All About Microplastics
Plastics in clothes
About two thirds of the clothes we wear contain plastic, most commonly polyester, nylon or acrylic. These materials are cheap and extremely versatile. Plastics can help make fabrics stretchy and more breathable as well as making them long-lasting and durable. Other textiles also contain plastics – sofas, curtains and carpets often have plastics added to make them more hard wearing.
Microplastics in the home
When we use the textiles in our home, friction causes tiny fibres to break off an be released into the air. These small fragments are called microplastics. There have been very few studies about the amount of microplastics in the home, but what research has been done shows that every home sampled so far contains some airborne microplastics.

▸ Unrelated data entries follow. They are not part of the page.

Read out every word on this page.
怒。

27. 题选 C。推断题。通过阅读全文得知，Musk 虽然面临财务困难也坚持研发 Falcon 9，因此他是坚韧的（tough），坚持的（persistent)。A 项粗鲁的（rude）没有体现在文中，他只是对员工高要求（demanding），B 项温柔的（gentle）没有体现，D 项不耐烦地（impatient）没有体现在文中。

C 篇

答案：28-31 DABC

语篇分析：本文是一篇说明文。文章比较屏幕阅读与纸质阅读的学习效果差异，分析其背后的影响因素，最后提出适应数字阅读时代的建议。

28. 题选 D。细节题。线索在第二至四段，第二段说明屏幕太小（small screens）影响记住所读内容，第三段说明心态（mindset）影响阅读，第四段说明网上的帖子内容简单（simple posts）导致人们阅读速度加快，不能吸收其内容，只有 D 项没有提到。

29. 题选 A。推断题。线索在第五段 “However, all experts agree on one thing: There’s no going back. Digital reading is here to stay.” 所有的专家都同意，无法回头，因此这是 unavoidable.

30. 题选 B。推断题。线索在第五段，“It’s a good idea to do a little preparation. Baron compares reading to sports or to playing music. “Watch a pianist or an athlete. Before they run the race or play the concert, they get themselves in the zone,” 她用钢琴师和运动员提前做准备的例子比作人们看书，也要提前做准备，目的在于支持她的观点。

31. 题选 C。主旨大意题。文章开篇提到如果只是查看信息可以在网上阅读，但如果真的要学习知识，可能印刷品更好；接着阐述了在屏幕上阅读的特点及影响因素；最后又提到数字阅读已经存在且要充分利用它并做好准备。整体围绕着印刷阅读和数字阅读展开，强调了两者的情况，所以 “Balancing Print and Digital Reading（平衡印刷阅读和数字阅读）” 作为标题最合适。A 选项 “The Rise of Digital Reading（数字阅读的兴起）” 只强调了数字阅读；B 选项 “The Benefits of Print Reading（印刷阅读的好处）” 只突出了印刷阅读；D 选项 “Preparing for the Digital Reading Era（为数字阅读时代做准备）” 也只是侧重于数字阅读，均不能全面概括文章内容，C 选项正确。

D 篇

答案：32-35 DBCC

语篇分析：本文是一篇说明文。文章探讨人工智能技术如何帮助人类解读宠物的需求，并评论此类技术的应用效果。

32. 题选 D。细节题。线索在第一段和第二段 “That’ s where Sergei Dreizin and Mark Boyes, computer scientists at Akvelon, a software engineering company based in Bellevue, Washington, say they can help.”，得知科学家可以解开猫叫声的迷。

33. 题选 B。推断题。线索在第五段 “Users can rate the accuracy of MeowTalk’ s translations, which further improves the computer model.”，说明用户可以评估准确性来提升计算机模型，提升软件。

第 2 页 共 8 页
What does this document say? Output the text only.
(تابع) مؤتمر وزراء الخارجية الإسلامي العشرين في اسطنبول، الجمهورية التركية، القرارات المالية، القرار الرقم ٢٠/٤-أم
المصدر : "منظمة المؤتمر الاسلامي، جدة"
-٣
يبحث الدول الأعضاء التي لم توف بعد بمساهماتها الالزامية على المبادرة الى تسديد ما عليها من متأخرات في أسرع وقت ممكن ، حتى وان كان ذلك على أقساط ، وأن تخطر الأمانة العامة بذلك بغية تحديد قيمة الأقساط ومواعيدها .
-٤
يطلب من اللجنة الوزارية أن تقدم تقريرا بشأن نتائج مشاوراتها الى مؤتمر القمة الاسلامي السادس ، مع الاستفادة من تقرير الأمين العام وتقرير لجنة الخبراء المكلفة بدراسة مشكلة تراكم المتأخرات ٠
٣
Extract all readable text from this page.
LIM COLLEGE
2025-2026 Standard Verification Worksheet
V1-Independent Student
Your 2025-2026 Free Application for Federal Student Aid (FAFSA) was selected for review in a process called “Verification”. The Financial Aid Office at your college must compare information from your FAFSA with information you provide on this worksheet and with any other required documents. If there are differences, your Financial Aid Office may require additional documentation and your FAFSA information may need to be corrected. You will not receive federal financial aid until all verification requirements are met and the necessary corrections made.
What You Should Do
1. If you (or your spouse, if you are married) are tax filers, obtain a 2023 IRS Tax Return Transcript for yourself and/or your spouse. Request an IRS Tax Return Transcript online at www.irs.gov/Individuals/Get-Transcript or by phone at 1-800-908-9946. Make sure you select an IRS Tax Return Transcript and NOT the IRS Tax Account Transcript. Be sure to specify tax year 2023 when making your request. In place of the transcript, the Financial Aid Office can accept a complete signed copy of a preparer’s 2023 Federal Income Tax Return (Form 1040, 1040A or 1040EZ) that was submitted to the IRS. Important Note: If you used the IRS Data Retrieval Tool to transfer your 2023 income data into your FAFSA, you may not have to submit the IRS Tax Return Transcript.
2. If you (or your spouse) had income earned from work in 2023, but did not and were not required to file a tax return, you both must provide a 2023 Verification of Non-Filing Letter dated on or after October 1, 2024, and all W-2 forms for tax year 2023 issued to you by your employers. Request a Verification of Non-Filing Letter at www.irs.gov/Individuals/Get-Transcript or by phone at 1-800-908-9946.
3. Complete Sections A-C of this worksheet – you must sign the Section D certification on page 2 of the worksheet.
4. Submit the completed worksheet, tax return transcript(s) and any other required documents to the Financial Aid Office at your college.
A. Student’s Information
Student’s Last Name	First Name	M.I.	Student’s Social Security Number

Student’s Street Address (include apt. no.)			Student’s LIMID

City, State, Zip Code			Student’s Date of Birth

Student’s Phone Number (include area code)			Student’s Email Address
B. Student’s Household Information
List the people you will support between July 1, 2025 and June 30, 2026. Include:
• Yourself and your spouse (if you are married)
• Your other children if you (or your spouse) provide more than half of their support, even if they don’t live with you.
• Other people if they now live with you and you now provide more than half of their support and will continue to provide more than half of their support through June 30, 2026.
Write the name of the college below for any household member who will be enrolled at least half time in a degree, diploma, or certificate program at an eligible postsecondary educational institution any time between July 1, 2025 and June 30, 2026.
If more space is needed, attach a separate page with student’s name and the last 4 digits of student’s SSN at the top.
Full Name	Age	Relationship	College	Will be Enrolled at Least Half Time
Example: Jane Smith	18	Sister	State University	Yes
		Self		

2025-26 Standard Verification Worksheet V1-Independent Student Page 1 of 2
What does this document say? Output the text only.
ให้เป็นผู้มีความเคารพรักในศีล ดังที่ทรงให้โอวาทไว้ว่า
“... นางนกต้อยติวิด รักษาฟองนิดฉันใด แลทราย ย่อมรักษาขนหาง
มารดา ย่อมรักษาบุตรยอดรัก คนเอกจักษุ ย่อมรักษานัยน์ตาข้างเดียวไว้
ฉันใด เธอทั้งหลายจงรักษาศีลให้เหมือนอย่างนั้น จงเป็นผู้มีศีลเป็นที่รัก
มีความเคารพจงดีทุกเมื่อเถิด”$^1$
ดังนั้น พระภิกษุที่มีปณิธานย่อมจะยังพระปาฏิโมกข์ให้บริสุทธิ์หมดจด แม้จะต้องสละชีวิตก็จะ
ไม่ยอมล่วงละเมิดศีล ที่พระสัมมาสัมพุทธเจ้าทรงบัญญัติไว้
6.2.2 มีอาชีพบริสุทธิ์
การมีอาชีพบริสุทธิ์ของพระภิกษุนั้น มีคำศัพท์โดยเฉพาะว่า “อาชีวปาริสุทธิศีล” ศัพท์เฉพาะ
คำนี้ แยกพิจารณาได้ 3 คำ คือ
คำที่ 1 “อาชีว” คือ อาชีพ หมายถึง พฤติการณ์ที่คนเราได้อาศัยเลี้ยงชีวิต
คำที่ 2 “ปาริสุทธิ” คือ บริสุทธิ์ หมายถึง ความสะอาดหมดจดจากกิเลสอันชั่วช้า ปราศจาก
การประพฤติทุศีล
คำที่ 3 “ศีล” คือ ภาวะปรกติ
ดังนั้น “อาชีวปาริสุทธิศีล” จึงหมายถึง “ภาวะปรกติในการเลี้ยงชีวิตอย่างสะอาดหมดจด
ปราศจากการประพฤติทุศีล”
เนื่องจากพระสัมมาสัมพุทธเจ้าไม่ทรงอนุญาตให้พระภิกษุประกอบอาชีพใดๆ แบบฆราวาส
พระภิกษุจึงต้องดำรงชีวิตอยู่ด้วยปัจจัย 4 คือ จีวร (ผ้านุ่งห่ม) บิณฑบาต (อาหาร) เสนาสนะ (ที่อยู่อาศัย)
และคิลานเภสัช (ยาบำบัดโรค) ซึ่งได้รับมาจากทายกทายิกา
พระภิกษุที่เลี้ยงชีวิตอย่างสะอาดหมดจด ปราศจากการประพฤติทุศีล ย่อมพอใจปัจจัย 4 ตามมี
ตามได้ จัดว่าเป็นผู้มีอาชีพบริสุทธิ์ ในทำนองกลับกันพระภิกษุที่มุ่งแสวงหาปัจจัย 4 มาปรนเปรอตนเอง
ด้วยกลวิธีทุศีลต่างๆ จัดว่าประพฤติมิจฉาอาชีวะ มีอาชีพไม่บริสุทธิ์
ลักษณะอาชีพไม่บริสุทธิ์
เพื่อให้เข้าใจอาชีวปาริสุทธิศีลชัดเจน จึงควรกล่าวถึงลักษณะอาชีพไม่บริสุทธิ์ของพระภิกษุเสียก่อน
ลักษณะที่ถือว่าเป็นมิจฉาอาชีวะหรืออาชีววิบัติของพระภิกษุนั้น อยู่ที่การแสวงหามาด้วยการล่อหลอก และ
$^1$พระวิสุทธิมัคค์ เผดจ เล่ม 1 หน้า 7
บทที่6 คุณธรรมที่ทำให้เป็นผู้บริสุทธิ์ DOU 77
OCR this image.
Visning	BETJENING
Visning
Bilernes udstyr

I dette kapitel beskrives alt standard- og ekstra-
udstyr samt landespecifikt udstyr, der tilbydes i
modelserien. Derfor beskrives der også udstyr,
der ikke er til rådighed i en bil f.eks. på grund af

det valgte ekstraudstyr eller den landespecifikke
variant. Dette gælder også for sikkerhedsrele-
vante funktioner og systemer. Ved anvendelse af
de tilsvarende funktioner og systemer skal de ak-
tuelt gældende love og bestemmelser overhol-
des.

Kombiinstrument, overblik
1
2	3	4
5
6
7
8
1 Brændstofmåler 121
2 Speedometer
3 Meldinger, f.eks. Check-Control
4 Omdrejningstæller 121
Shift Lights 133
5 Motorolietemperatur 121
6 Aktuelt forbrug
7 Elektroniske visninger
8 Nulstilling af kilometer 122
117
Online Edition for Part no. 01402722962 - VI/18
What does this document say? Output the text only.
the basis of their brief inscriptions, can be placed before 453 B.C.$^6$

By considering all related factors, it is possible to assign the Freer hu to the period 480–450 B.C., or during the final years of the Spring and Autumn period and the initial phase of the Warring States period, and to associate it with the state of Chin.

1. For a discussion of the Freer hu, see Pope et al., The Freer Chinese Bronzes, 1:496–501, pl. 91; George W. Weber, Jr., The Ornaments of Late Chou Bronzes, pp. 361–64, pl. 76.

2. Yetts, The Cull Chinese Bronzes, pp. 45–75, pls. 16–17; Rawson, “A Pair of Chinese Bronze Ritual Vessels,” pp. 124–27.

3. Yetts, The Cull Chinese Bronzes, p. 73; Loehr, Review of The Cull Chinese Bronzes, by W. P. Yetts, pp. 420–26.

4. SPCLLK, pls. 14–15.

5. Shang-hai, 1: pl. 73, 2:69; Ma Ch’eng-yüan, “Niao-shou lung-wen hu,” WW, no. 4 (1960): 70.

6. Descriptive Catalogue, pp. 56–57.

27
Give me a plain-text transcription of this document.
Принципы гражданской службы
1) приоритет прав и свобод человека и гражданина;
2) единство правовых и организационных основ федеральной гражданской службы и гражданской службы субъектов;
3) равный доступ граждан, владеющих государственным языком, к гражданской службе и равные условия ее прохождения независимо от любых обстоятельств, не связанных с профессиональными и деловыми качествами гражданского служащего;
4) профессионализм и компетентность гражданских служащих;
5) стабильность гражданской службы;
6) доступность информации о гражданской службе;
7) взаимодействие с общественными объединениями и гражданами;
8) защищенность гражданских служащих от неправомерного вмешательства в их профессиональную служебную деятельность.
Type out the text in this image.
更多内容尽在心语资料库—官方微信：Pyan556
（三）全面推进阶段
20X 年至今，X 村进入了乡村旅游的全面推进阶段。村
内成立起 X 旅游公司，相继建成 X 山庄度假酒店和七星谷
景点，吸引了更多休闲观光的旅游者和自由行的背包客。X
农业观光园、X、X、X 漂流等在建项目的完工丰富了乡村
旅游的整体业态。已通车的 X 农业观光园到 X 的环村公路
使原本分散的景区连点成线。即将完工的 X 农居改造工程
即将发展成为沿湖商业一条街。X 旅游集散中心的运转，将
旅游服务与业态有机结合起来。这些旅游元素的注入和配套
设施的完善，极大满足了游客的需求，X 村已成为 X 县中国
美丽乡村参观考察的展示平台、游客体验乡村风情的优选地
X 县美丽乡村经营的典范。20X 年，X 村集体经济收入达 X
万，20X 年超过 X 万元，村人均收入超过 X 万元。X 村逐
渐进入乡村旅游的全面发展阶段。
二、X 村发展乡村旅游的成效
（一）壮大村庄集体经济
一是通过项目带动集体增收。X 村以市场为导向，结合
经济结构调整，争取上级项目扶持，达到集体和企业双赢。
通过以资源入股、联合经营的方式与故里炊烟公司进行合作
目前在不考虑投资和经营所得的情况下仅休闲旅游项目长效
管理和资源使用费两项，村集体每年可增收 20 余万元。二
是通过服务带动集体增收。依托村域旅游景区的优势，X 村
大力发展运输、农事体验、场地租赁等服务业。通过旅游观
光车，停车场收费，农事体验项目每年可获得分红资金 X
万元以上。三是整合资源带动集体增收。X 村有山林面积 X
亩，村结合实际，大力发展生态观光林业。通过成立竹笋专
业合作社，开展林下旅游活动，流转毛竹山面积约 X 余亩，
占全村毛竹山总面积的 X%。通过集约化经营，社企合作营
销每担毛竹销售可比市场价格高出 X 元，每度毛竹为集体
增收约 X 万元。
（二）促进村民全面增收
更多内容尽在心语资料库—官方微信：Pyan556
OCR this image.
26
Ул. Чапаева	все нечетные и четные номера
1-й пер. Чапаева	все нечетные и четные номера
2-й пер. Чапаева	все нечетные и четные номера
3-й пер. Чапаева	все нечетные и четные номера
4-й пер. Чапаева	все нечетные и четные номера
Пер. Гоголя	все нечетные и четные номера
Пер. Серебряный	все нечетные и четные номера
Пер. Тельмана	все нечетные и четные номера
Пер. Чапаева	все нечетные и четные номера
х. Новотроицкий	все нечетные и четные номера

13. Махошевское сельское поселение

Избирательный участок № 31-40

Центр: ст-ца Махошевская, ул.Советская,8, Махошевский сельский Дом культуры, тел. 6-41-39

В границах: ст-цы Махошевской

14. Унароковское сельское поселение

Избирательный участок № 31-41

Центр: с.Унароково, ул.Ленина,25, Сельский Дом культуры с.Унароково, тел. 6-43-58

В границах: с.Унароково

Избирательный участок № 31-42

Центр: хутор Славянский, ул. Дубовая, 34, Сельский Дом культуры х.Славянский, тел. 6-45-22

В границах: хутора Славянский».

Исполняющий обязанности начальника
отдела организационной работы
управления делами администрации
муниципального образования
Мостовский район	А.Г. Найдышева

In a study in the north of England Jenner et al (2021) sampled 20 homes and found some microplastics in 90% of the samples. Most of the microplastics they samples were fibres (so likely from textiles) and indoor concentrations were higher than outdoor concentrations.
Fibre release from wearing clothes
In a separate study, de Falco et al (2020) used a special ultra-clean laboratory to measure the release of fibres that arises from wearing clothes. They found that the number of fragments released from wearing polyester clothing was similar to the number of fragments released by washing them in a washing machine.
What can be done?
Textiles can be re-designed to produce fewer fibres, which would reduce the amount of airborne microplastics in the home.
Some researchers are working to reduce the amount of microplastic release from clothes washing, but there are no manufacturing standards to encourage textile producers to reduce mircoplastic loss to the air.
We hope that through this study we can work with participants, researchers and the textile industry to work together to reduce microplastic release from textiles.